Author: Jodi McIsaac
Genre: Historical Fantasy
Series: The Revolutionary #1
Trade Paperback, 302 Pages
Publication: September 6, 2016 by 47North
Source: I received a review copy from Saichek Publicity in exchange for a honest review.
Rebellion has always been in the O’Reilly family’s blood. So when faced with the tragic death of her brother during Northern Ireland’s infamous Troubles, a teenage Nora joined the IRA to fight for her country’s freedom. Now, more than a decade later, Nora is haunted by both her past and vivid dreams of a man she has never met.
When she is given a relic belonging to Brigid of Kildare, patron saint of Ireland, the mystical artifact transports her back eighty years—to the height of Ireland’s brutal civil war. There she meets the alluring stranger from her dreams, who has his own secrets—and agenda. Taken out of her own time, Nora has the chance to alter the fortunes of Ireland and maybe even save the ones she loves. In this captivating and adventurous novel from Jodi McIsaac, history belongs to those with the courage to change it.
I had some trepidation Going into Bury the Living. It was being compared to one of the most famous and well known Historical Fantasy novel, Outlander. It was a lot to live up to. While Bury the Living shared one aspect with Outlander, that being it’s a time-travel novel; that was where the similarities ended. Bury the Living was a book distinctly its own and I enjoyed it nonetheless.
McIaasc was meticulous and detailed in the account of Ireland’s history. Many reviewers felt that the book was bogged down by the amount of information presented early on in the book. That it was too much. I on the other hand was fascinated by the IRA, Free State and PIRA. I thought McIaasc did a great job balancing the history and fantasy part of the novel. The characters were definitely special. They brought the rebellion to life and made learning about the Irish history all the more interesting. Our main heroine, Nora, was a spitfire. She had a hot temper and jumped head first into danger without any regards to herself when it came to people she cared about or for what she believed in. I admired her tenacity. Nora wasn’t the only strong female in the book. There were plenty of them, mostly from Cumann na mBan, The Irish Women Paramilitary Organization. There was also a potential love interest for Nora but it was still too early to tell and thankfully it wasn’t the main focus of the story.

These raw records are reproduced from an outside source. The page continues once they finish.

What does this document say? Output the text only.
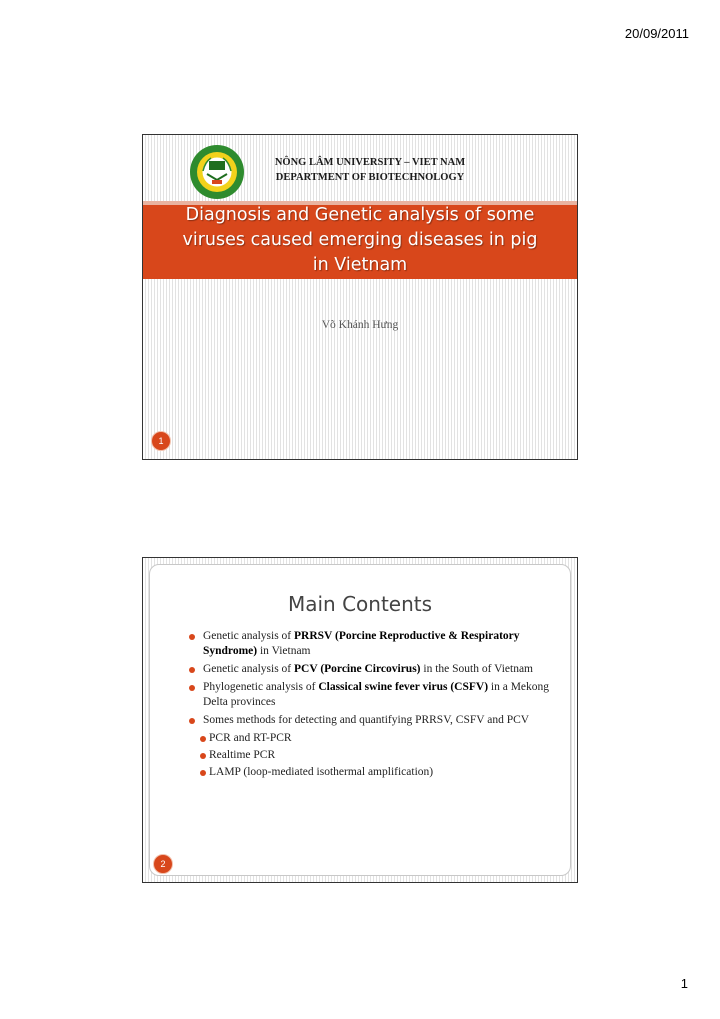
20/09/2011
NÔNG LÂM UNIVERSITY – VIET NAM
DEPARTMENT OF BIOTECHNOLOGY
Diagnosis and Genetic analysis of some
viruses caused emerging diseases in pig
in Vietnam
Võ Khánh Hưng
1
Main Contents
Genetic analysis of PRRSV (Porcine Reproductive & Respiratory Syndrome) in Vietnam
Genetic analysis of PCV (Porcine Circovirus) in the South of Vietnam
Phylogenetic analysis of Classical swine fever virus (CSFV) in a Mekong Delta provinces
Somes methods for detecting and quantifying PRRSV, CSFV and PCV
PCR and RT-PCR
Realtime PCR
LAMP (loop-mediated isothermal amplification)
2
1
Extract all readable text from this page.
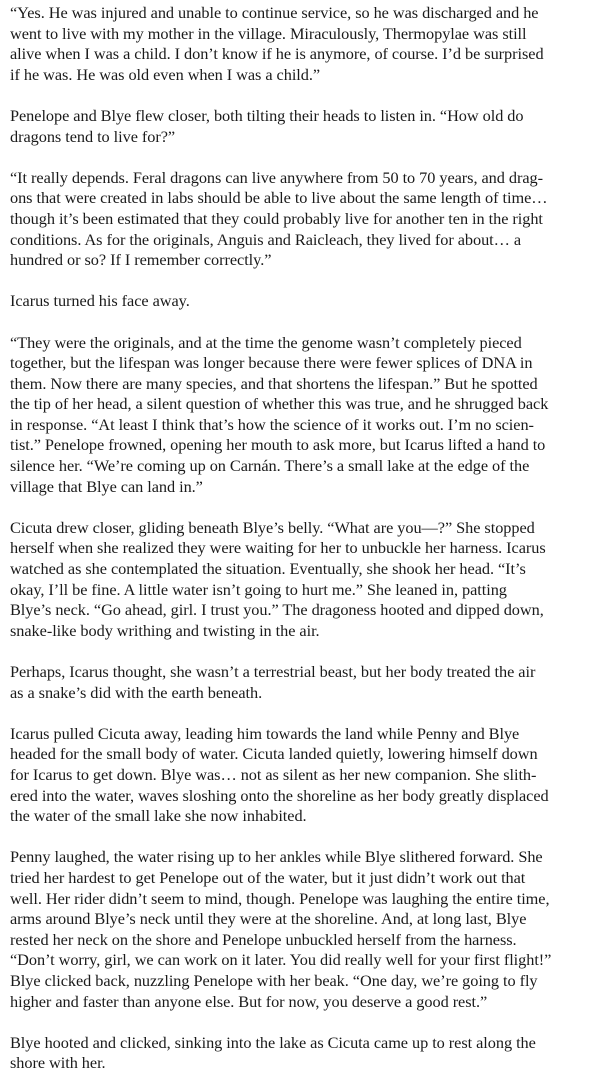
“Yes. He was injured and unable to continue service, so he was discharged and he
went to live with my mother in the village. Miraculously, Thermopylae was still
alive when I was a child. I don’t know if he is anymore, of course. I’d be surprised
if he was. He was old even when I was a child.”

Penelope and Blye flew closer, both tilting their heads to listen in. “How old do
dragons tend to live for?”

“It really depends. Feral dragons can live anywhere from 50 to 70 years, and drag-
ons that were created in labs should be able to live about the same length of time…
though it’s been estimated that they could probably live for another ten in the right
conditions. As for the originals, Anguis and Raicleach, they lived for about… a
hundred or so? If I remember correctly.”

Icarus turned his face away.

“They were the originals, and at the time the genome wasn’t completely pieced
together, but the lifespan was longer because there were fewer splices of DNA in
them. Now there are many species, and that shortens the lifespan.” But he spotted
the tip of her head, a silent question of whether this was true, and he shrugged back
in response. “At least I think that’s how the science of it works out. I’m no scien-
tist.” Penelope frowned, opening her mouth to ask more, but Icarus lifted a hand to
silence her. “We’re coming up on Carnán. There’s a small lake at the edge of the
village that Blye can land in.”

Cicuta drew closer, gliding beneath Blye’s belly. “What are you—?” She stopped
herself when she realized they were waiting for her to unbuckle her harness. Icarus
watched as she contemplated the situation. Eventually, she shook her head. “It’s
okay, I’ll be fine. A little water isn’t going to hurt me.” She leaned in, patting
Blye’s neck. “Go ahead, girl. I trust you.” The dragoness hooted and dipped down,
snake-like body writhing and twisting in the air.

Perhaps, Icarus thought, she wasn’t a terrestrial beast, but her body treated the air
as a snake’s did with the earth beneath.

Icarus pulled Cicuta away, leading him towards the land while Penny and Blye
headed for the small body of water. Cicuta landed quietly, lowering himself down
for Icarus to get down. Blye was… not as silent as her new companion. She slith-
ered into the water, waves sloshing onto the shoreline as her body greatly displaced
the water of the small lake she now inhabited.

Penny laughed, the water rising up to her ankles while Blye slithered forward. She
tried her hardest to get Penelope out of the water, but it just didn’t work out that
well. Her rider didn’t seem to mind, though. Penelope was laughing the entire time,
arms around Blye’s neck until they were at the shoreline. And, at long last, Blye
rested her neck on the shore and Penelope unbuckled herself from the harness.
“Don’t worry, girl, we can work on it later. You did really well for your first flight!”
Blye clicked back, nuzzling Penelope with her beak. “One day, we’re going to fly
higher and faster than anyone else. But for now, you deserve a good rest.”

Blye hooted and clicked, sinking into the lake as Cicuta came up to rest along the
shore with her.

I thought time-travel was as fantasy as it was going to get in Burying the Living but things took an unexpected turn. A little past half way through the book, the story took on a more fantasy than historical fiction vibe. McIaasc incorporated old forgotten gods, myths and fairytales into the mix. I wasn’t expecting that all. It was different, if not a little farfetched but it didn’t bother me or take away anything from the story. This unexpected turn left a door wide open for more possibilities and sequels and with how Bury the Living ended I am eager to see where this series goes. And most importantly why was Nora chosen of all people and how is she and Thomas supposed to help each other? So many questions! All in all, Bury the Living is a great start to a new series! I can’t wait for the sequel! I highly recommend checking out Burying the Living if you’re looking for something fresh, unique and a quick read!